Back 03/11/2007 More Articles

We just wish our local public school board would read this. Great article!

> Joahn and Cindy | 03/18/2007

These articles should all be read by the people in power. Why do the powerful always seem to consider only programs that provide MORE of what has failed for American kids in the schools. That, and, of course, more money. Placing an American teacher in the kind of school environment we pay for as citizens is like putting a human trainer into a cage full of hungry lions with a feed bag containing only cotton candy.

> Jake | 03/22/2007

As a parent, I recognize that the purpose of the public schools is to help me prepare my children for their adult lives by helping them develop a basic skill set that they will need to survive in the adult world. I am one of those "bad" parents who advocates for tried and true methods, not because I don't believe there's a better way, but because those methods served us well for generations and it was only when we moved away from them that we began to see problems in public education.

Student First Accreditation requires me to make a dramatic leap of faith, one that the situations in my life suggest to me isn't very realistic. I have to assume that all teachers will be committed to developing each student to his or her fullest potential when in reality I know that some will and some won't. I have to assume that we live in a perfect world where this methodology will perform exactly as advertised when in reality I know that this is a fallacy.

We have traveled down the road to individual fulfillment, awareness of self-esteem and every child is special for over 30 years now with nothing to show for it. Student First Accreditation is wishful thinking. It is pie in the sky that will not result in kids who are better equipped to handle the adult world. It is well intentioned, to be sure, but it is a mistake.

> Bob | 05/24/2007

Bob, As a parent of a Linda Christas student, I think I am in a good position to respond to your concerns.
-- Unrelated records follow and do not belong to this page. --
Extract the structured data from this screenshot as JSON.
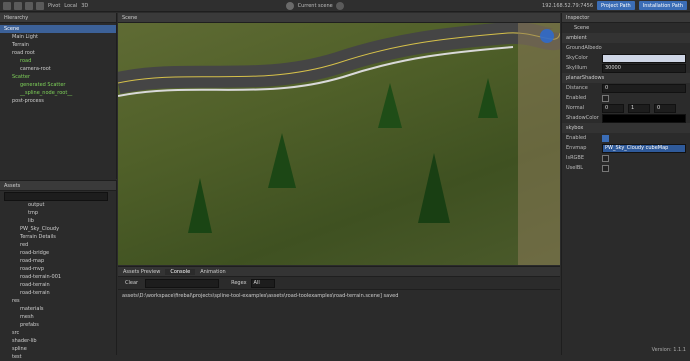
{
  "topbar": {
    "pivot": "Pivot",
    "local": "Local",
    "mode3d": "3D",
    "scene_select": "Current scene",
    "ip": "192.168.52.79:7456",
    "project_path_btn": "Project Path",
    "install_path_btn": "Installation Path"
  },
  "hierarchy": {
    "title": "Hierarchy",
    "items": [
      "Scene",
      "Main Light",
      "Terrain",
      "road root",
      "road",
      "camera-root",
      "Scatter",
      "generated Scatter",
      "__spline_node_root__",
      "post-process"
    ]
  },
  "assets": {
    "title": "Assets",
    "items": [
      "output",
      "tmp",
      "lib",
      "PW_Sky_Cloudy",
      "Terrain Details",
      "red",
      "road-bridge",
      "road-map",
      "road-mvp",
      "road-terrain-001",
      "road-terrain",
      "road-terrain",
      "res",
      "materials",
      "mesh",
      "prefabs",
      "src",
      "shader-lib",
      "spline",
      "test"
    ]
  },
  "scene": {
    "title": "Scene"
  },
  "console": {
    "tabs": [
      "Assets Preview",
      "Console",
      "Animation"
    ],
    "clear": "Clear",
    "regex": "Regex",
    "filter": "All",
    "log": "assets\\D:\\workspace\\firebal\\projects\\spline-tool-examples\\assets\\road-toolexamples\\road-terrain.scene] saved"
  },
  "inspector": {
    "title": "Inspector",
    "breadcrumb": "Scene",
    "ambient": "ambient",
    "ground_albedo": "GroundAlbedo",
    "sky_color": "SkyColor",
    "sky_illum": "SkyIllum",
    "sky_illum_value": "30000",
    "planar_shadows": "planarShadows",
    "distance": "Distance",
    "distance_value": "0",
    "enabled": "Enabled",
    "normal": "Normal",
    "nx": "0",
    "ny": "1",
    "nz": "0",
    "shadow_color": "ShadowColor",
    "skybox": "skybox",
    "skybox_enabled": "Enabled",
    "envmap": "Envmap",
    "envmap_value": "PW_Sky_Cloudy cubeMap",
    "is_rgbe": "IsRGBE",
    "use_ibl": "UseIBL",
    "version": "Version: 1.1.1"
  }
}
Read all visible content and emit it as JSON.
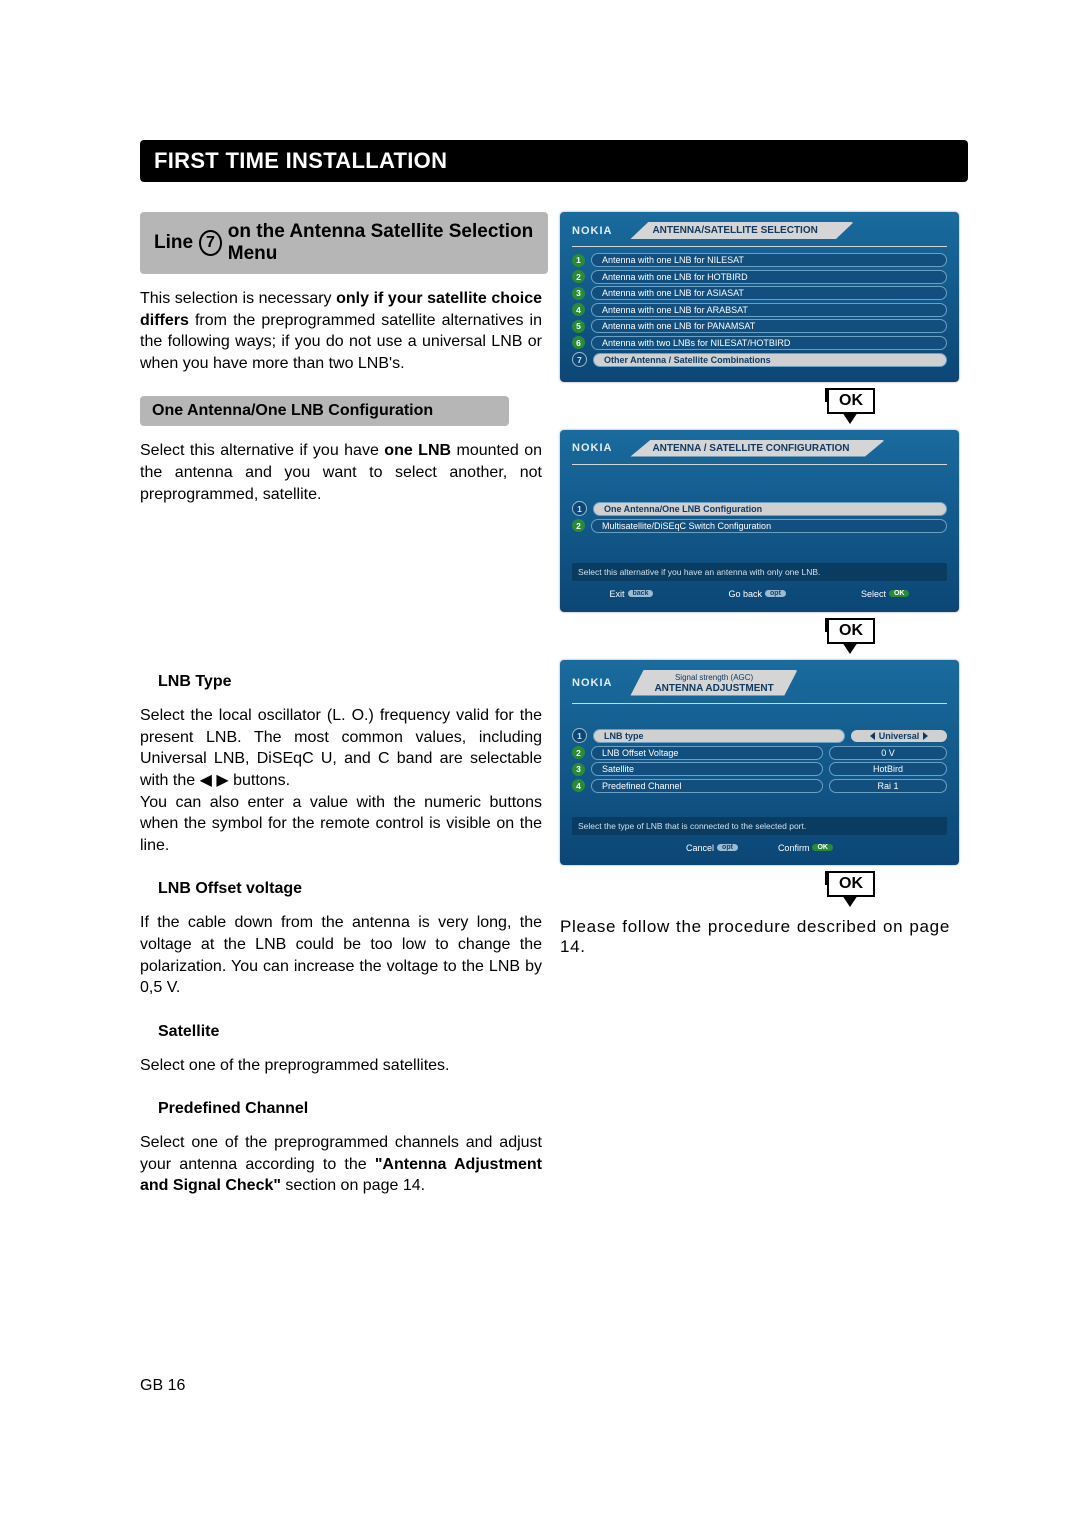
{
  "header": "FIRST TIME INSTALLATION",
  "subheader_pre": "Line",
  "subheader_num": "7",
  "subheader_post": "on the Antenna Satellite Selection Menu",
  "intro1": "This selection is necessary ",
  "intro1_bold": "only if your satellite choice differs",
  "intro2": " from the preprogrammed satellite alternatives in the following ways; if you do not use a universal LNB or when you have more than two LNB's.",
  "section_one": "One Antenna/One LNB Configuration",
  "section_one_body_a": "Select this alternative if you have ",
  "section_one_bold": "one LNB",
  "section_one_body_b": " mounted on the antenna and you want to select another, not preprogrammed, satellite.",
  "lnb_type_h": "LNB Type",
  "lnb_type_body": "Select the local oscillator (L. O.) frequency valid for the present LNB. The most common values, including Universal LNB, DiSEqC U, and C band are selectable with the ◀ ▶ buttons.\nYou can also enter a value with the numeric buttons when the symbol for the remote control is visible on the line.",
  "lnb_offset_h": "LNB Offset voltage",
  "lnb_offset_body": "If the cable down from the antenna is very long, the voltage at the LNB could be too low to change the polarization. You can increase the voltage to the LNB by 0,5 V.",
  "sat_h": "Satellite",
  "sat_body": "Select one of the preprogrammed satellites.",
  "pre_h": "Predefined Channel",
  "pre_body_a": "Select one of the preprogrammed channels and adjust your antenna according to the ",
  "pre_bold": "\"Antenna Adjustment and Signal Check\"",
  "pre_body_b": " section on page 14.",
  "note": "Please follow the procedure described on page 14.",
  "footer": "GB 16",
  "ok": "OK",
  "brand": "NOKIA",
  "screen1": {
    "title": "ANTENNA/SATELLITE SELECTION",
    "items": [
      "Antenna with one LNB for NILESAT",
      "Antenna with one LNB for HOTBIRD",
      "Antenna with one LNB for ASIASAT",
      "Antenna with one LNB for ARABSAT",
      "Antenna with one LNB for PANAMSAT",
      "Antenna with two LNBs for NILESAT/HOTBIRD",
      "Other Antenna / Satellite Combinations"
    ]
  },
  "screen2": {
    "title": "ANTENNA / SATELLITE CONFIGURATION",
    "items": [
      "One Antenna/One LNB Configuration",
      "Multisatellite/DiSEqC Switch Configuration"
    ],
    "help": "Select this alternative if you have an antenna with only one LNB.",
    "btn_exit": "Exit",
    "btn_back": "Go back",
    "btn_select": "Select"
  },
  "screen3": {
    "title_top": "Signal strength (AGC)",
    "title": "ANTENNA ADJUSTMENT",
    "rows": [
      {
        "label": "LNB type",
        "value": "Universal",
        "selected": true
      },
      {
        "label": "LNB Offset Voltage",
        "value": "0 V"
      },
      {
        "label": "Satellite",
        "value": "HotBird"
      },
      {
        "label": "Predefined Channel",
        "value": "Rai 1"
      }
    ],
    "help": "Select the type of LNB that is connected to the selected port.",
    "btn_cancel": "Cancel",
    "btn_confirm": "Confirm"
  }
}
In fact, there is no leap of faith involved. There are over one million families in the U.S. now taking advantage of Student-First in one form or another. The results are wonderful to behold. For example, the best colleges in the Country accept Student-First graduates 4 to 1 when compared to the best graduates of traditional top-down public high schools.

My wife and I, not being credentialed teachers, wanted to be able to work with someone who had the basic knowledge and time to devote to our son, but someone who was tired of standing in front of thirty teenagers whom they knew nothing about, and delivering material irrespective of who the kids were in terms of their strengths.

I agree with Bob that the "feel good" movement was and is a bust. That's not at all what Student-First is about. Student-First makes it impossible to have a situation develop where a 12th grader has less than 8th grade skills as is common in our public schools. Student-First makes it impossible for kids to learn that they are to wait for the teacher to tell them what to do before they are empowered to be creative. Student-First makes it impossible for kids to be subject to programs adopted by career educrats sitting miles away from the classroom, people whose entire world revolves around collecting paychecks by enforcing a 19th century military based educational system.

The trouble in America's public schools became apparent when our children grew psychologically beyond the military routines of public school. In the 21st century, adults are going to have to be life long learners. That just doesn't happen in an environment where kids are subject to whistles and bells; where it is not alright to want to spend more than 50 minutes at a time on a particularly dear subject; where it is not alright to not want to sit in neat rows and stand in straight lines in the name of discipline.

Even our own U.S. Marines realize that the system of training that was adopted in the 19th century and applied to our military and our public schools does not prepare soldiers for the kinds of situations that we find in the world today. If Bob would go to a Marine boot camp, he would see that the U.S. Marines are training soldiers to lead with their individual strengths. That's Student-First, Bob, and it's the only way our kids are going to engage their own education in a way that makes us all proud, and, yes, makes us all feel good.